Anleger gehen vorerst in Deckung

Angesichts eines Feiertags in den USA (Labor Day) und der drohenden Eskalation des Nordkorea-Konflikts hielten sich Aktienanleger zu Wochenbeginn zurück. Vor diesem Hintergrund waren vor allem als sicher geltende Anlagen wie Staatsanleihen, Gold, der Schweizer Franken oder der japanische Yen gefragt. Die weitere Verschärfung des Nordkorea-Konflikts hat Asiens Börsen belastet, von Panik ist jedoch nichts zu spüren. In Europa hat sich die Anlegerstimmung im September gemäss den Umfrageergebnissen des deutschen Finanzmarktanalyseunternehmens Sentix leicht verbessert.
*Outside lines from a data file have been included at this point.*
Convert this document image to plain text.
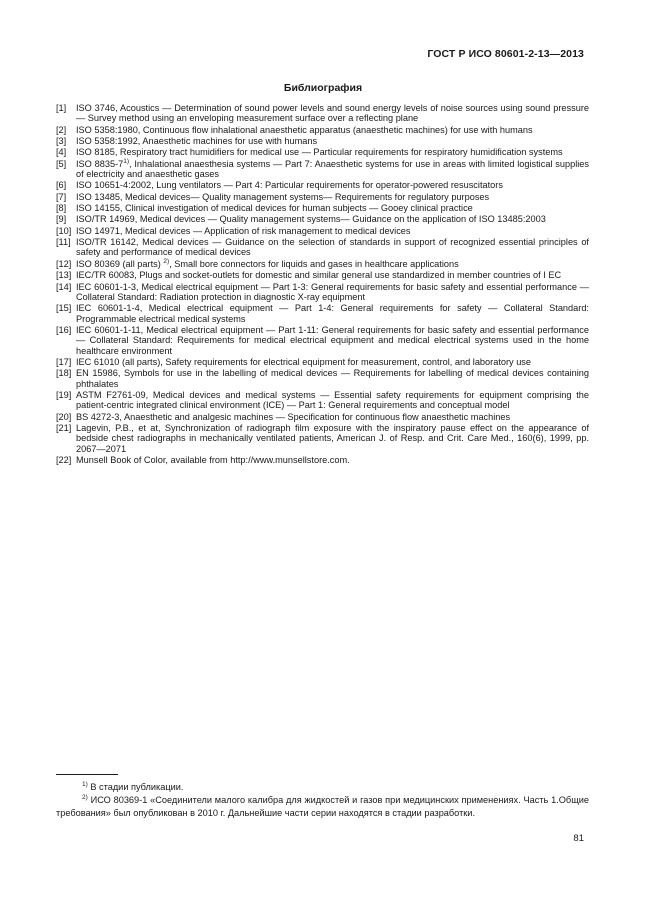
ГОСТ Р ИСО 80601-2-13—2013
Библиография
[1]	ISO 3746, Acoustics — Determination of sound power levels and sound energy levels of noise sources using sound pressure — Survey method using an enveloping measurement surface over a reflecting plane
[2]	ISO 5358:1980, Continuous flow inhalational anaesthetic apparatus (anaesthetic machines) for use with humans
[3]	ISO 5358:1992, Anaesthetic machines for use with humans
[4]	ISO 8185, Respiratory tract humidifiers for medical use — Particular requirements for respiratory humidification systems
[5]	ISO 8835-7$^{1)}$, Inhalational anaesthesia systems — Part 7: Anaesthetic systems for use in areas with limited logistical supplies of electricity and anaesthetic gases
[6]	ISO 10651-4:2002, Lung ventilators — Part 4: Particular requirements for operator-powered resuscitators
[7]	ISO 13485, Medical devices— Quality management systems— Requirements for regulatory purposes
[8]	ISO 14155, Clinical investigation of medical devices for human subjects — Gooey clinical practice
[9]	ISO/TR 14969, Medical devices — Quality management systems— Guidance on the application of ISO 13485:2003
[10] ISO 14971, Medical devices — Application of risk management to medical devices
[11] ISO/TR 16142, Medical devices — Guidance on the selection of standards in support of recognized essential principles of safety and performance of medical devices
[12] ISO 80369 (all parts) $^{2)}$, Small bore connectors for liquids and gases in healthcare applications
[13] IEC/TR 60083, Plugs and socket-outlets for domestic and similar general use standardized in member countries of I EC
[14] IEC 60601-1-3, Medical electrical equipment — Part 1-3: General requirements for basic safety and essential performance — Collateral Standard: Radiation protection in diagnostic X-ray equipment
[15] IEC 60601-1-4, Medical electrical equipment — Part 1-4: General requirements for safety — Collateral Standard: Programmable electrical medical systems
[16] IEC 60601-1-11, Medical electrical equipment — Part 1-11: General requirements for basic safety and essential performance — Collateral Standard: Requirements for medical electrical equipment and medical electrical systems used in the home healthcare environment
[17] IEC 61010 (all parts), Safety requirements for electrical equipment for measurement, control, and laboratory use
[18] EN 15986, Symbols for use in the labelling of medical devices — Requirements for labelling of medical devices containing phthalates
[19] ASTM F2761-09, Medical devices and medical systems — Essential safety requirements for equipment comprising the patient-centric integrated clinical environment (ICE) — Part 1: General requirements and conceptual model
[20] BS 4272-3, Anaesthetic and analgesic machines — Specification for continuous flow anaesthetic machines
[21] Lagevin, P.B., et at, Synchronization of radiograph film exposure with the inspiratory pause effect on the appearance of bedside chest radiographs in mechanically ventilated patients, American J. of Resp. and Crit. Care Med., 160(6), 1999, pp. 2067—2071
[22] Munsell Book of Color, available from http://www.munsellstore.com.
$^{1)}$ В стадии публикации.
$^{2)}$ ИСО 80369-1 «Соединители малого калибра для жидкостей и газов при медицинских применениях. Часть 1.Общие требования» был опубликован в 2010 г. Дальнейшие части серии находятся в стадии разработки.
81
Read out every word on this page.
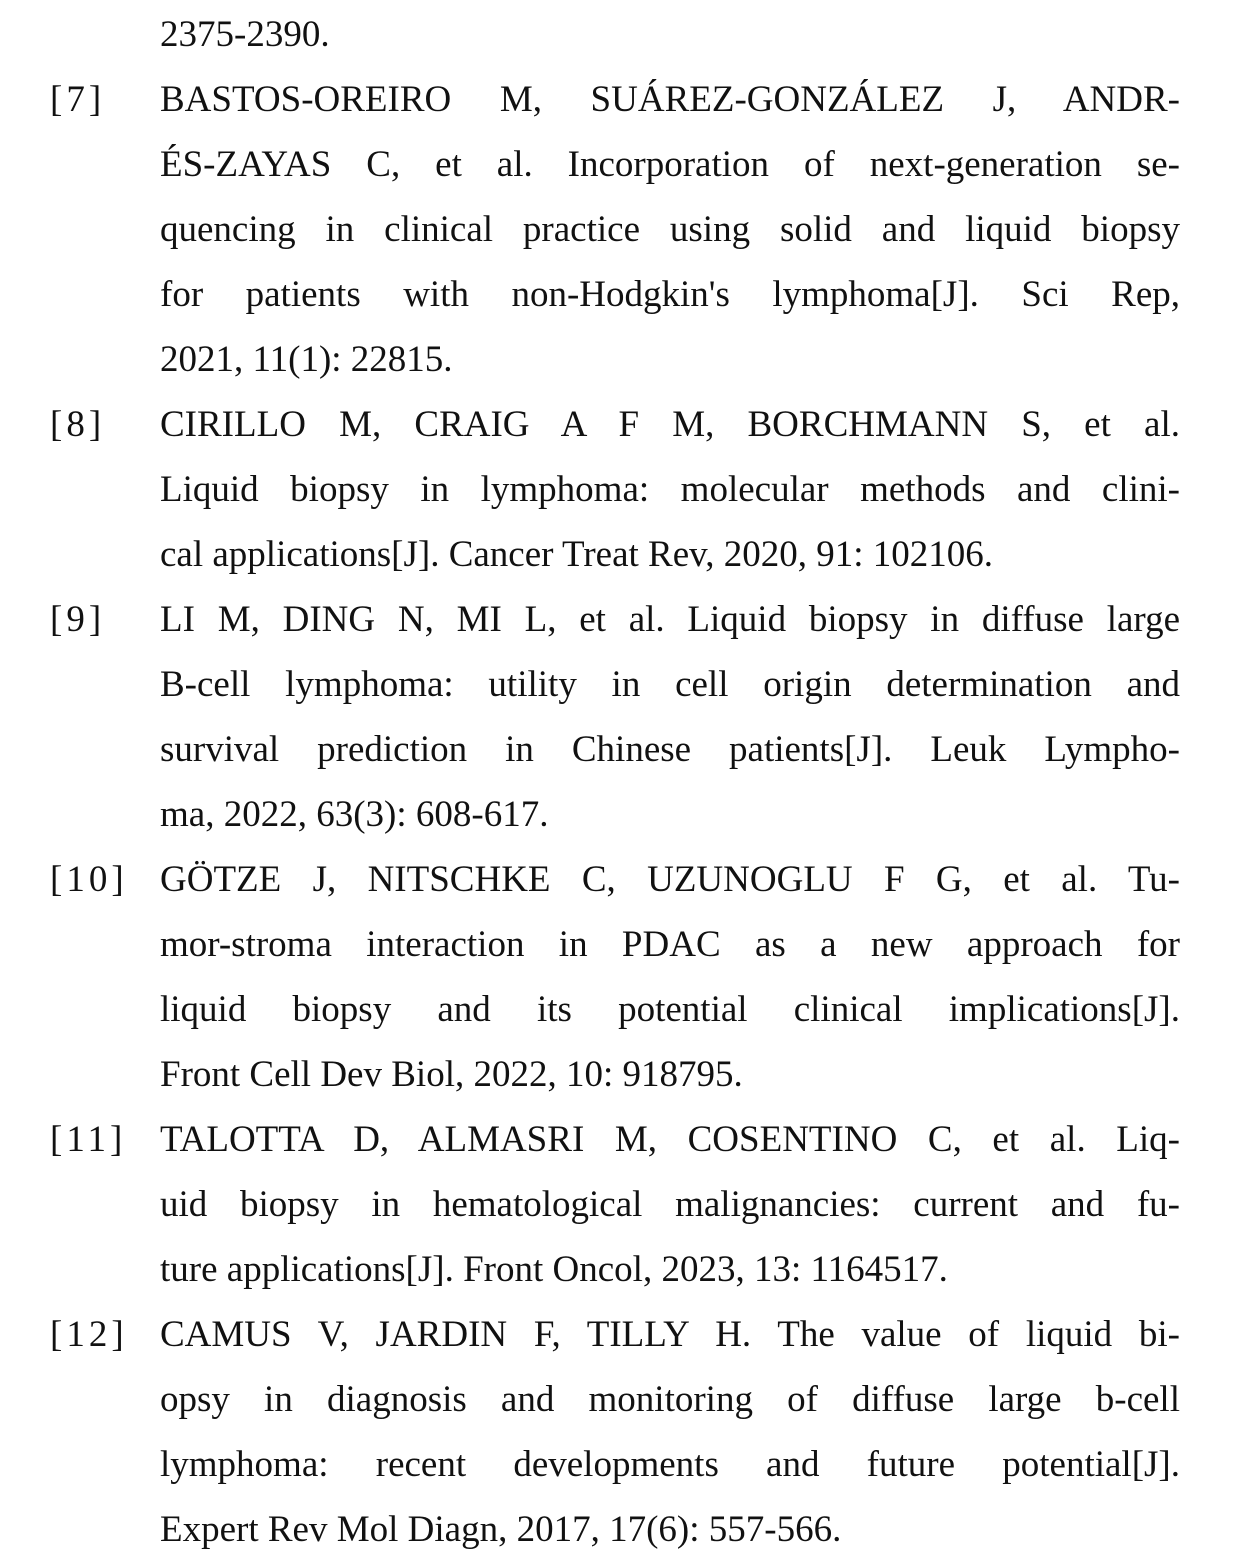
2375-2390.
[7]	BASTOS-OREIRO M, SUÁREZ-GONZÁLEZ J, ANDR-
ÉS-ZAYAS C, et al. Incorporation of next-generation se-
quencing in clinical practice using solid and liquid biopsy
for patients with non-Hodgkin's lymphoma[J]. Sci Rep,
2021, 11(1): 22815.
[8]	CIRILLO M, CRAIG A F M, BORCHMANN S, et al.
Liquid biopsy in lymphoma: molecular methods and clini-
cal applications[J]. Cancer Treat Rev, 2020, 91: 102106.
[9]	LI M, DING N, MI L, et al. Liquid biopsy in diffuse large
B-cell lymphoma: utility in cell origin determination and
survival prediction in Chinese patients[J]. Leuk Lympho-
ma, 2022, 63(3): 608-617.
[10] GÖTZE J, NITSCHKE C, UZUNOGLU F G, et al. Tu-
mor-stroma interaction in PDAC as a new approach for
liquid biopsy and its potential clinical implications[J].
Front Cell Dev Biol, 2022, 10: 918795.
[11] TALOTTA D, ALMASRI M, COSENTINO C, et al. Liq-
uid biopsy in hematological malignancies: current and fu-
ture applications[J]. Front Oncol, 2023, 13: 1164517.
[12] CAMUS V, JARDIN F, TILLY H. The value of liquid bi-
opsy in diagnosis and monitoring of diffuse large b-cell
lymphoma: recent developments and future potential[J].
Expert Rev Mol Diagn, 2017, 17(6): 557-566.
Die Unsicherheiten in Bezug auf die deutschen Autohersteller sowie zuletzt schwächere US-Konjunkturdaten haben die Stimmung nicht beeinträchtigt, meinte Sentix. Heute erwarten wir die finalen Einkaufsmanagerumfragewerte in der Eurozone. In China signalisierte unterdessen der Einkaufsmanagerindex für die Gesamtwirtschaft im August eine leichte Aufhellung.